SHAHIN AL BALUSHI Our target is 60% corporate clients and 40% personal. Today, we are closer to an even split. All our corporate clients are SMEs. We mainly finance small ticket business in Oman, not large transactions. The assets being financed by us mainly include passenger vehicles for the retail sector and heavy duty commercial vehicles and equipment to the corporate sector. Most of our transactions are full payout finance leases, so the ownership goes to the lessee at the end of the term. We finance purely local companies; foreign companies are financed by the banks.

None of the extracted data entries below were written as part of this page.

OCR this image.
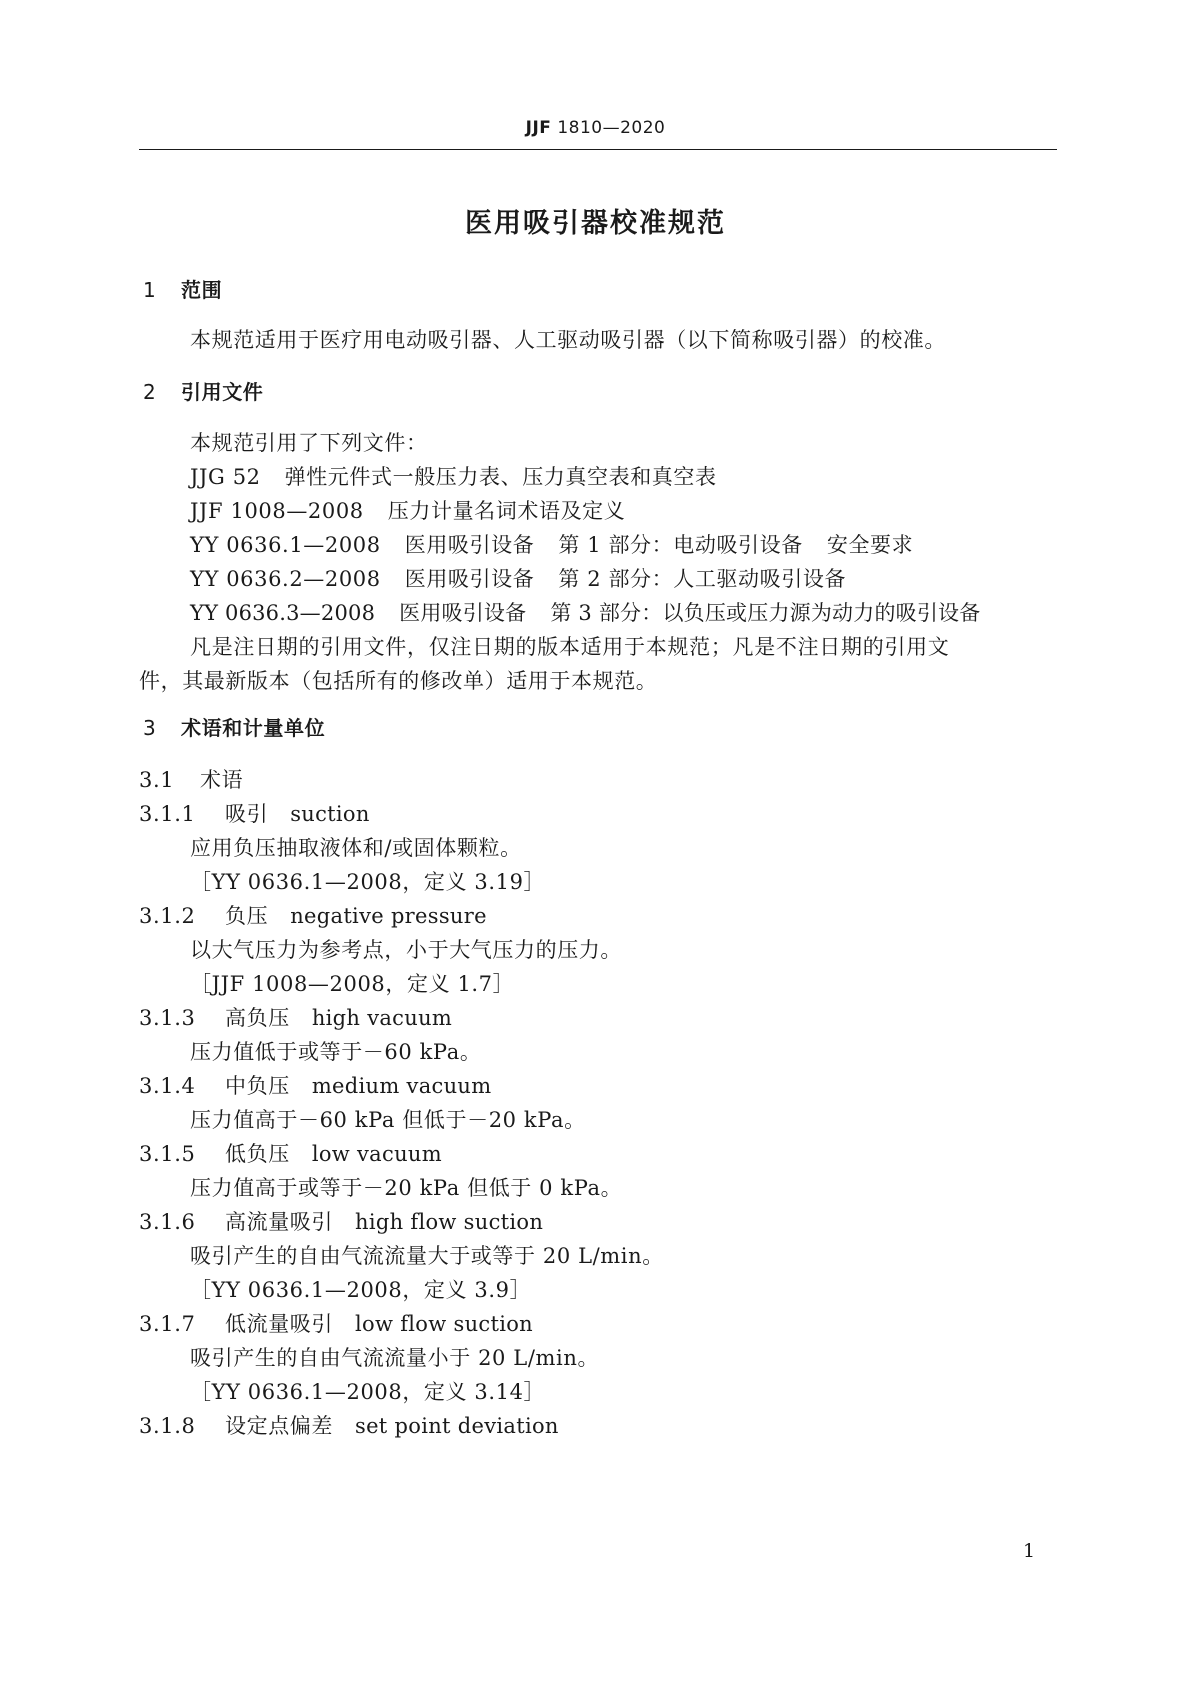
JJF 1810—2020
医用吸引器校准规范
1 范围
本规范适用于医疗用电动吸引器、人工驱动吸引器（以下简称吸引器）的校准。
2 引用文件
本规范引用了下列文件：
JJG 52 弹性元件式一般压力表、压力真空表和真空表
JJF 1008—2008 压力计量名词术语及定义
YY 0636.1—2008 医用吸引设备 第 1 部分：电动吸引设备 安全要求
YY 0636.2—2008 医用吸引设备 第 2 部分：人工驱动吸引设备
YY 0636.3—2008 医用吸引设备 第 3 部分：以负压或压力源为动力的吸引设备
凡是注日期的引用文件，仅注日期的版本适用于本规范；凡是不注日期的引用文
件，其最新版本（包括所有的修改单）适用于本规范。
3 术语和计量单位
3.1 术语
3.1.1 吸引 suction
应用负压抽取液体和/或固体颗粒。
［YY 0636.1—2008，定义 3.19］
3.1.2 负压 negative pressure
以大气压力为参考点，小于大气压力的压力。
［JJF 1008—2008，定义 1.7］
3.1.3 高负压 high vacuum
压力值低于或等于－60 kPa。
3.1.4 中负压 medium vacuum
压力值高于－60 kPa 但低于－20 kPa。
3.1.5 低负压 low vacuum
压力值高于或等于－20 kPa 但低于 0 kPa。
3.1.6 高流量吸引 high flow suction
吸引产生的自由气流流量大于或等于 20 L/min。
［YY 0636.1—2008，定义 3.9］
3.1.7 低流量吸引 low flow suction
吸引产生的自由气流流量小于 20 L/min。
［YY 0636.1—2008，定义 3.14］
3.1.8 设定点偏差 set point deviation
1
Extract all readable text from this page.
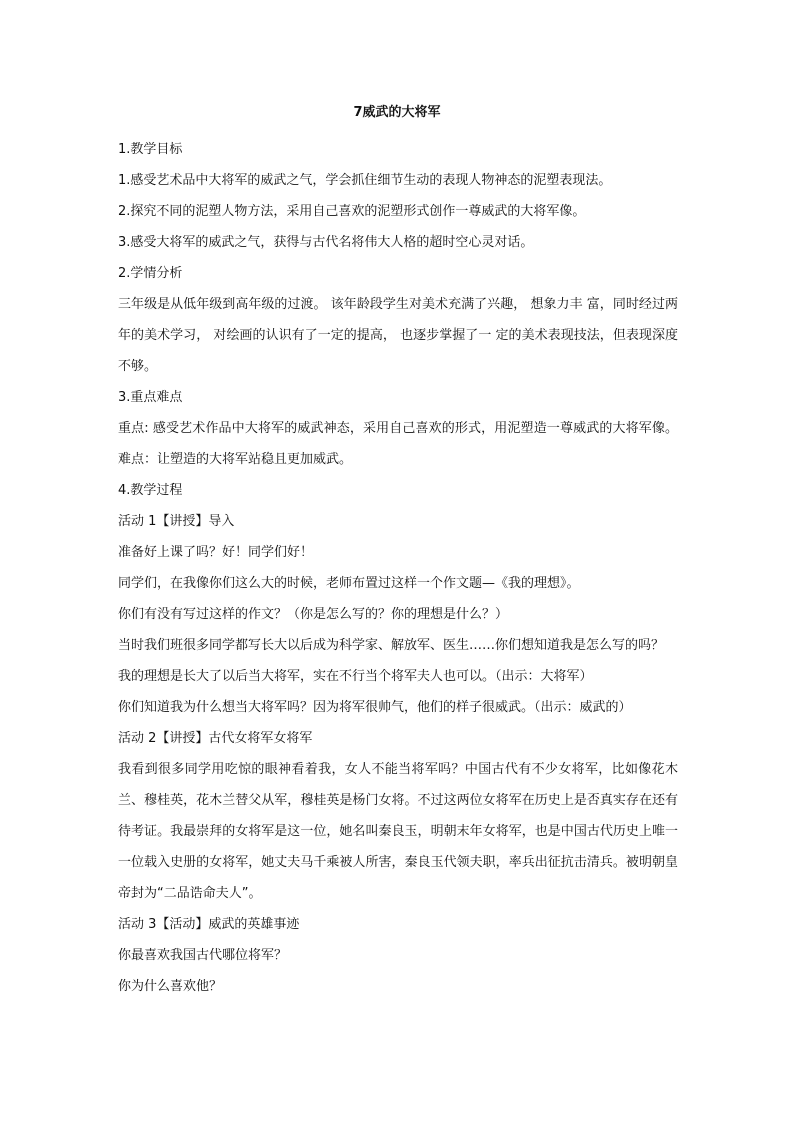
7威武的大将军

1.教学目标

1.感受艺术品中大将军的威武之气，学会抓住细节生动的表现人物神态的泥塑表现法。

2.探究不同的泥塑人物方法，采用自己喜欢的泥塑形式创作一尊威武的大将军像。

3.感受大将军的威武之气，获得与古代名将伟大人格的超时空心灵对话。

2.学情分析

三年级是从低年级到高年级的过渡。 该年龄段学生对美术充满了兴趣， 想象力丰 富，同时经过两年的美术学习， 对绘画的认识有了一定的提高， 也逐步掌握了一 定的美术表现技法，但表现深度不够。

3.重点难点

重点: 感受艺术作品中大将军的威武神态，采用自己喜欢的形式，用泥塑造一尊威武的大将军像。 难点：让塑造的大将军站稳且更加威武。

4.教学过程

活动 1【讲授】导入

准备好上课了吗？好！同学们好！

同学们，在我像你们这么大的时候，老师布置过这样一个作文题—《我的理想》。

你们有没有写过这样的作文？（你是怎么写的？你的理想是什么？）

当时我们班很多同学都写长大以后成为科学家、解放军、医生……你们想知道我是怎么写的吗？

我的理想是长大了以后当大将军，实在不行当个将军夫人也可以。（出示：大将军）

你们知道我为什么想当大将军吗？因为将军很帅气，他们的样子很威武。（出示：威武的）

活动 2【讲授】古代女将军女将军

我看到很多同学用吃惊的眼神看着我，女人不能当将军吗？中国古代有不少女将军，比如像花木兰、穆桂英，花木兰替父从军，穆桂英是杨门女将。不过这两位女将军在历史上是否真实存在还有待考证。我最崇拜的女将军是这一位，她名叫秦良玉，明朝末年女将军，也是中国古代历史上唯一一位载入史册的女将军，她丈夫马千乘被人所害，秦良玉代领夫职，率兵出征抗击清兵。被明朝皇帝封为“二品诰命夫人”。

活动 3【活动】威武的英雄事迹

你最喜欢我国古代哪位将军？

你为什么喜欢他？
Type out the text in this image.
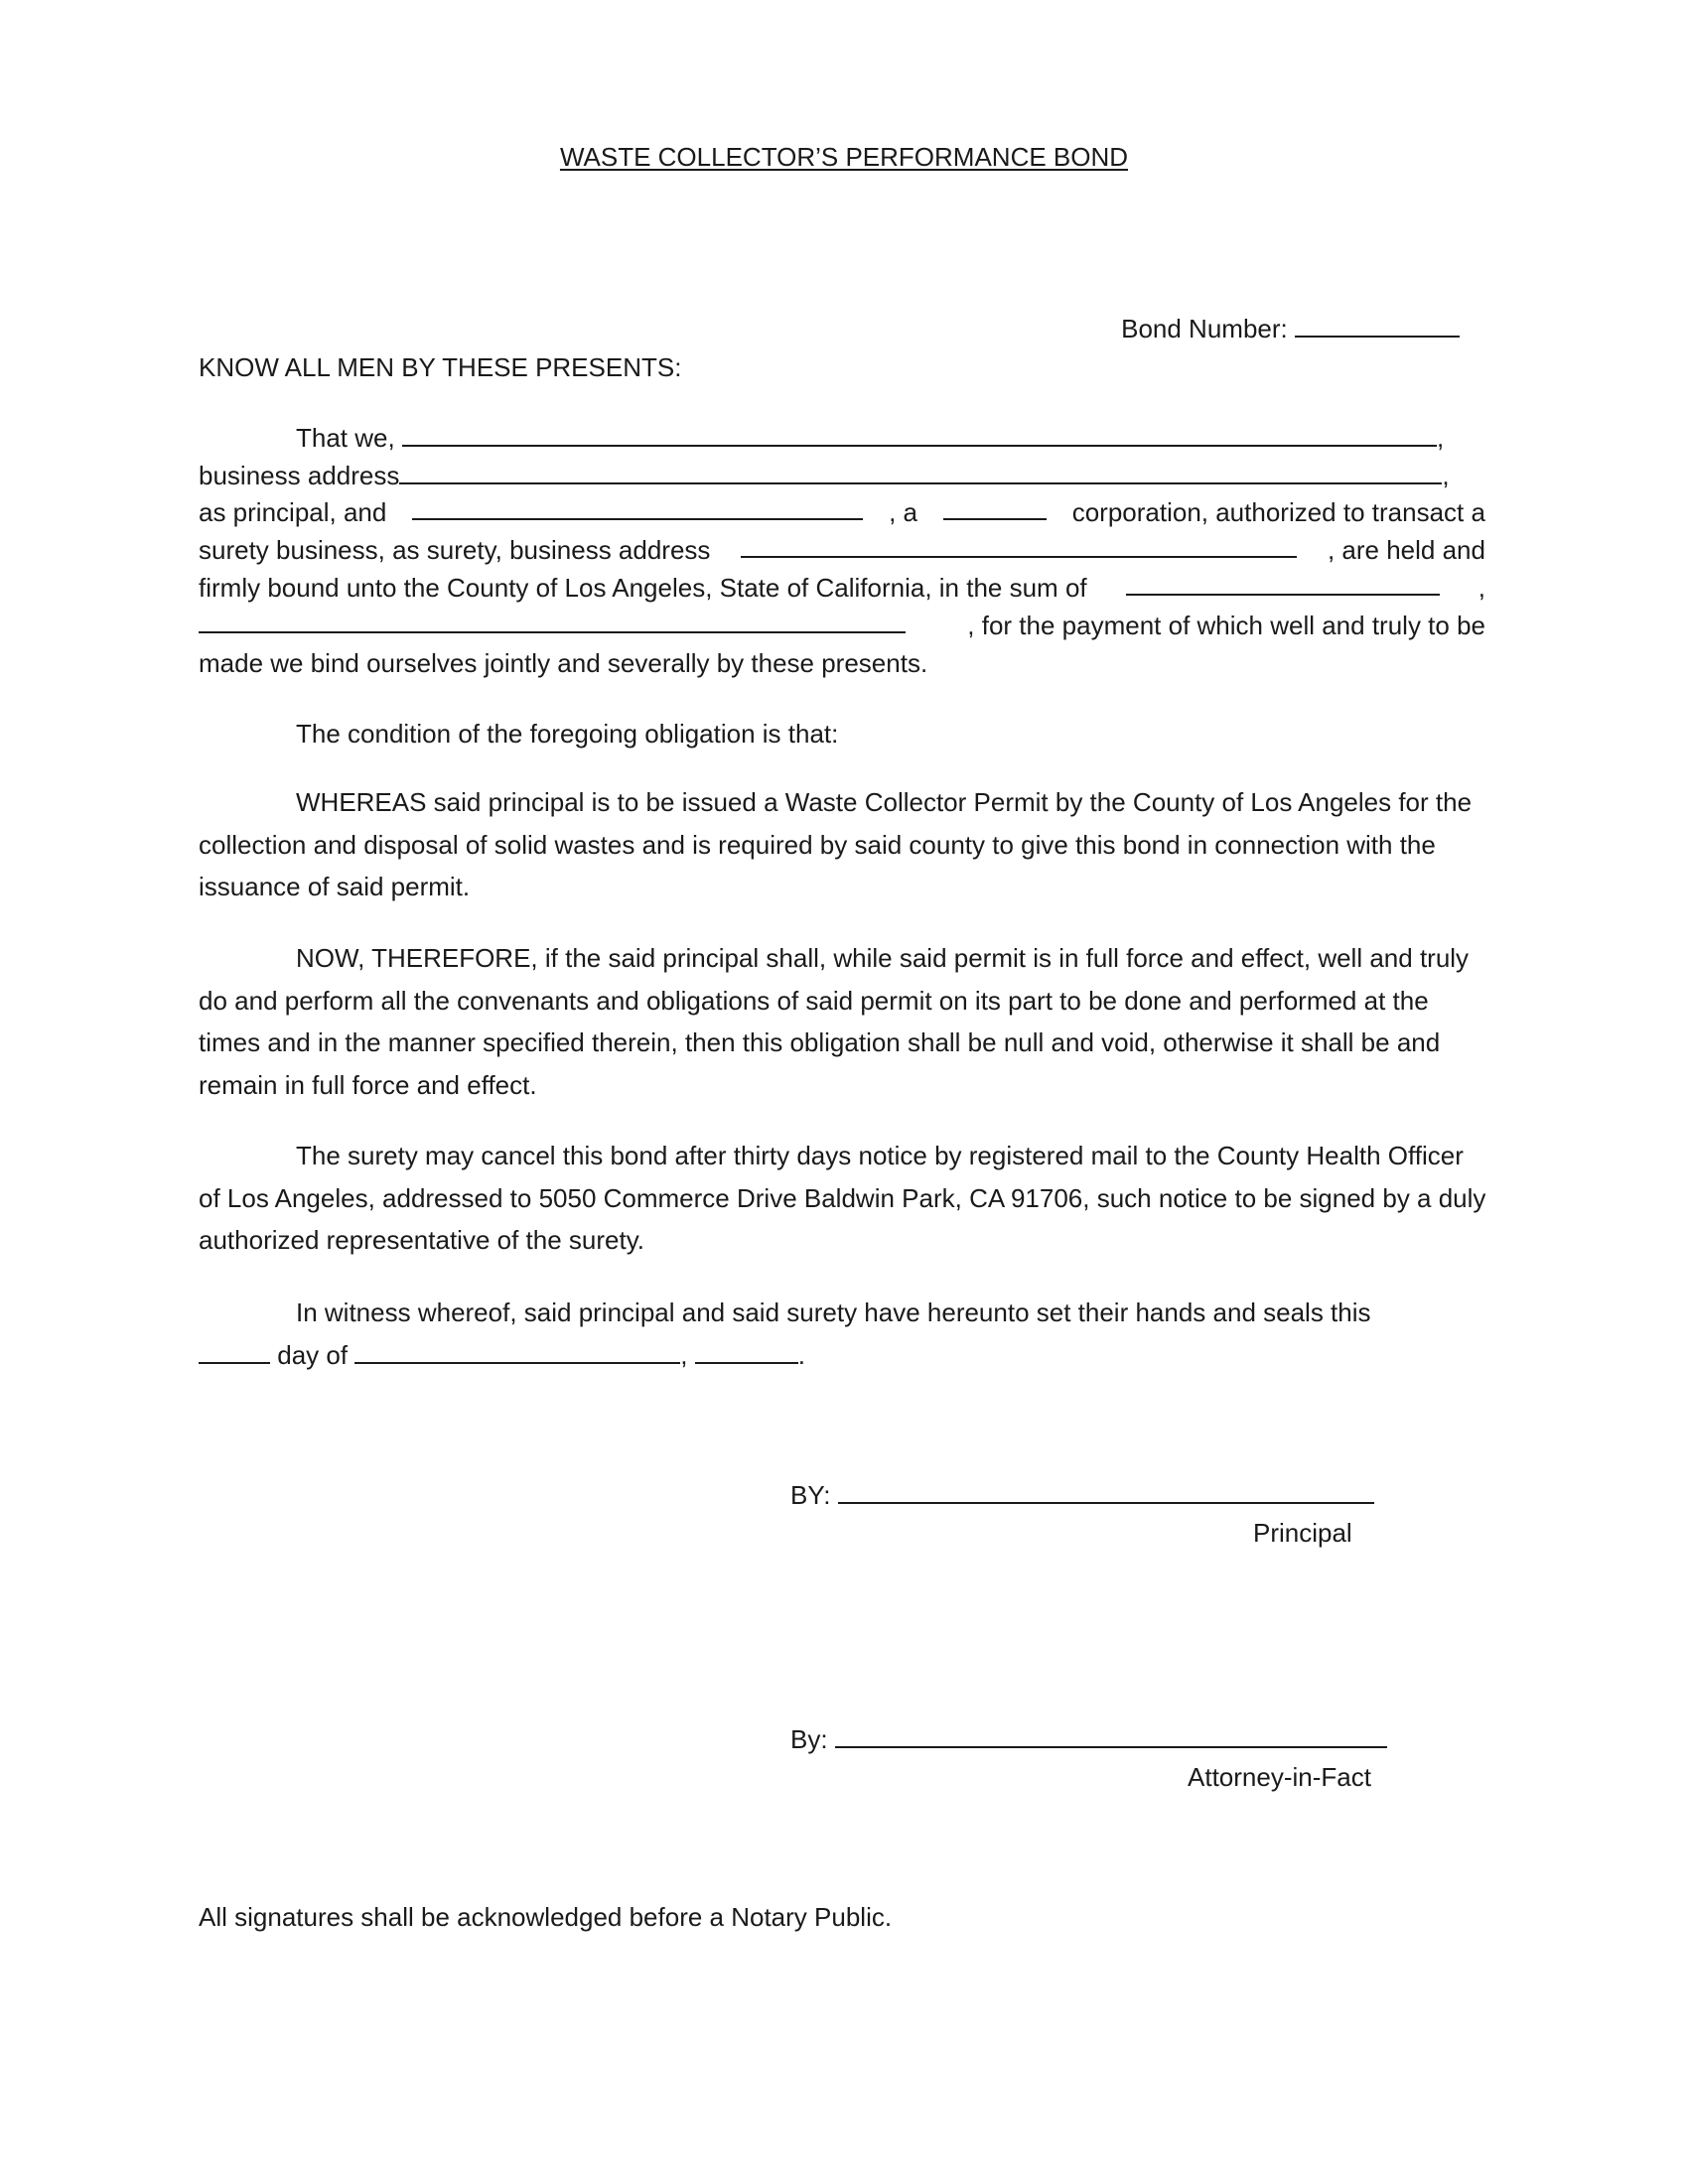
WASTE COLLECTOR’S PERFORMANCE BOND

Bond Number:

KNOW ALL MEN BY THESE PRESENTS:
That we,	,
business address	,
as principal, and	, a	corporation, authorized to transact a
surety business, as surety, business address	, are held and
firmly bound unto the County of Los Angeles, State of California, in the sum of	,
, for the payment of which well and truly to be
made we bind ourselves jointly and severally by these presents.
The condition of the foregoing obligation is that:
WHEREAS said principal is to be issued a Waste Collector Permit by the County of Los Angeles for the collection and disposal of solid wastes and is required by said county to give this bond in connection with the issuance of said permit.
NOW, THEREFORE, if the said principal shall, while said permit is in full force and effect, well and truly do and perform all the convenants and obligations of said permit on its part to be done and performed at the times and in the manner specified therein, then this obligation shall be null and void, otherwise it shall be and remain in full force and effect.
The surety may cancel this bond after thirty days notice by registered mail to the County Health Officer of Los Angeles, addressed to 5050 Commerce Drive Baldwin Park, CA 91706, such notice to be signed by a duly authorized representative of the surety.
In witness whereof, said principal and said surety have hereunto set their hands and seals this
day of	,	.
BY:
Principal
By:
Attorney-in-Fact
All signatures shall be acknowledged before a Notary Public.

AFTAB PATEL On the one side, we have an equipment finance segment that targets equipment leasing, the construction sector, infrastructure, roads, airports, and seaports. All the heavy equipment that is required, either directly by the contractors or required by occupant suppliers, is something that we fund. There is a large number of well-capitalized SMEs in this sector that require higher volumes, so we generally cater to high-end SMEs—ones with a track record. On the other side, 25% of our portfolio is in working capital products. This is, again, high volume, low margin, and very capital intensive. Here, we're looking at a $20 million ticket size at least. We only target well-capitalized, large companies. With both of these products we compete with the banking sector. We do not compete with other asset finance companies, because we only target high-end, high-quality contracts, which translates into a high-quality and low-margin business. Other leasing companies generally focus on the high-yield, low-quality segments, which are the smaller SMEs. Our project finance products include equipment finance, guarantees, bit bonds, advance payment guarantees, bill discounting, and long-term working capital.
How is the developing auto market affecting your strategy?
SB Oman is a young country with a population that requires vehicles. Before buying accommodation young Omanis look for transportation. With a paucity of public transport alternatives, this is a steady area of the market, which all financial institutions are involved in. We are aiming to reduce the balance of automobile finance in our portfolio and focus more on the SME sector. We see that the government has many projects in the pipeline over the next five years, some of which will themselves take another three or four years to complete.
AP Business is growing because we have seen large growth in employment over the last two years. Many of those who have a job want to buy a car. From 2011 to 2012, car sales have grown by 18% to 20%, with a slight tapering off in 2013. In 2011 and 2012, there was compound growth of 22%, which I think is significant. However, in recent years this growth has not necessarily resulted in greater business for us, as the banks are now competing in this segment. As a result, the market has become very crowded, meaning the margins have decreased.
What are your expectations for the near future?
SB At Oman ORIX Leasing Company, we are planning healthy growth in the region of 25%-30% over the next three or four years. We would like to see this company as one of the market leaders in asset finance. We aim to increase return on equity to 13% in the short run and 15% in the long run, while building the contribution of the corporate and SME business to 60% of total executions.
AP We expect the low interest rates and liquidity to continue. We also believe that interest rates are substantially driven by US dollar rates. The fiscal stimulus in the US will continue—I don't think it will be withdrawn—which means that the dollar will continue to be liquid and the London Interbank Offered Rate (LIBOR) will continue to be low, so we will continue to see low interest rates in Oman.